Controls, isolation, and operations are consistently applied. Validation is regular and produces evidence. Gaps are tracked and remediated. The environment is resilient to most common attack paths.

Typical signs:

  • PAWs enforced for Tier 0 access
  • Automated access reviews
  • Break glass tested regularly
  • Compliance evidence generated on demand

Level 5 — Optimising

Privileged access is treated as a continuously improving capability. Advanced monitoring, automated response, and proactive threat hunting are in place.
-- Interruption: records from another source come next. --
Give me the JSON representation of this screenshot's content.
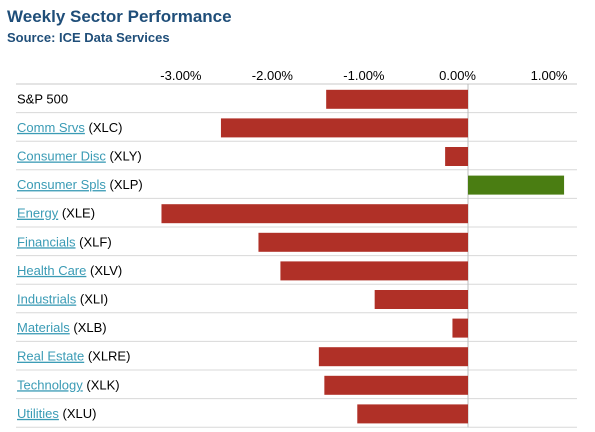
{
  "title": "Weekly Sector Performance",
  "subtitle": "Source: ICE Data Services",
  "colors": {
    "negative": "#b03027",
    "positive": "#4a7d12",
    "link": "#3a9bb5",
    "title": "#1f4e79",
    "grid": "#d8d8d8"
  },
  "chart_data": {
    "type": "bar",
    "orientation": "horizontal",
    "title": "Weekly Sector Performance",
    "subtitle": "Source: ICE Data Services",
    "xlim": [
      -3.5,
      1.2
    ],
    "x_ticks": [
      -3,
      -2,
      -1,
      0,
      1
    ],
    "x_tick_labels": [
      "-3.00%",
      "-2.00%",
      "-1.00%",
      "0.00%",
      "1.00%"
    ],
    "categories": [
      {
        "name": "S&P 500",
        "ticker": "",
        "link": false
      },
      {
        "name": "Comm Srvs",
        "ticker": "(XLC)",
        "link": true
      },
      {
        "name": "Consumer Disc",
        "ticker": "(XLY)",
        "link": true
      },
      {
        "name": "Consumer Spls",
        "ticker": "(XLP)",
        "link": true
      },
      {
        "name": "Energy",
        "ticker": "(XLE)",
        "link": true
      },
      {
        "name": "Financials",
        "ticker": "(XLF)",
        "link": true
      },
      {
        "name": "Health Care",
        "ticker": "(XLV)",
        "link": true
      },
      {
        "name": "Industrials",
        "ticker": "(XLI)",
        "link": true
      },
      {
        "name": "Materials",
        "ticker": "(XLB)",
        "link": true
      },
      {
        "name": "Real Estate",
        "ticker": "(XLRE)",
        "link": true
      },
      {
        "name": "Technology",
        "ticker": "(XLK)",
        "link": true
      },
      {
        "name": "Utilities",
        "ticker": "(XLU)",
        "link": true
      }
    ],
    "values": [
      -1.55,
      -2.7,
      -0.25,
      1.05,
      -3.35,
      -2.29,
      -2.05,
      -1.02,
      -0.17,
      -1.63,
      -1.57,
      -1.21
    ]
  }
}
The organisation can demonstrate assurance to regulators and auditors with confidence.

Typical signs:

  • Full PAW coverage across tiers
  • Real-time alerting on privileged access anomalies
  • Automated compliance reporting
  • Regular red team or purple team validation

Using the maturity model

The maturity model is designed to be used alongside the framework pillars. Assess each pillar independently — most organisations will find they are at different levels across Foundation, Control, Isolation, Operations, and Validation.

This is expected. The goal is to identify the weakest areas and prioritise investment where the risk is greatest.

Most organisations are strong in Control (Level 3–4) but significantly weaker in Isolation (Level 1–2). This imbalance is where many breaches originate.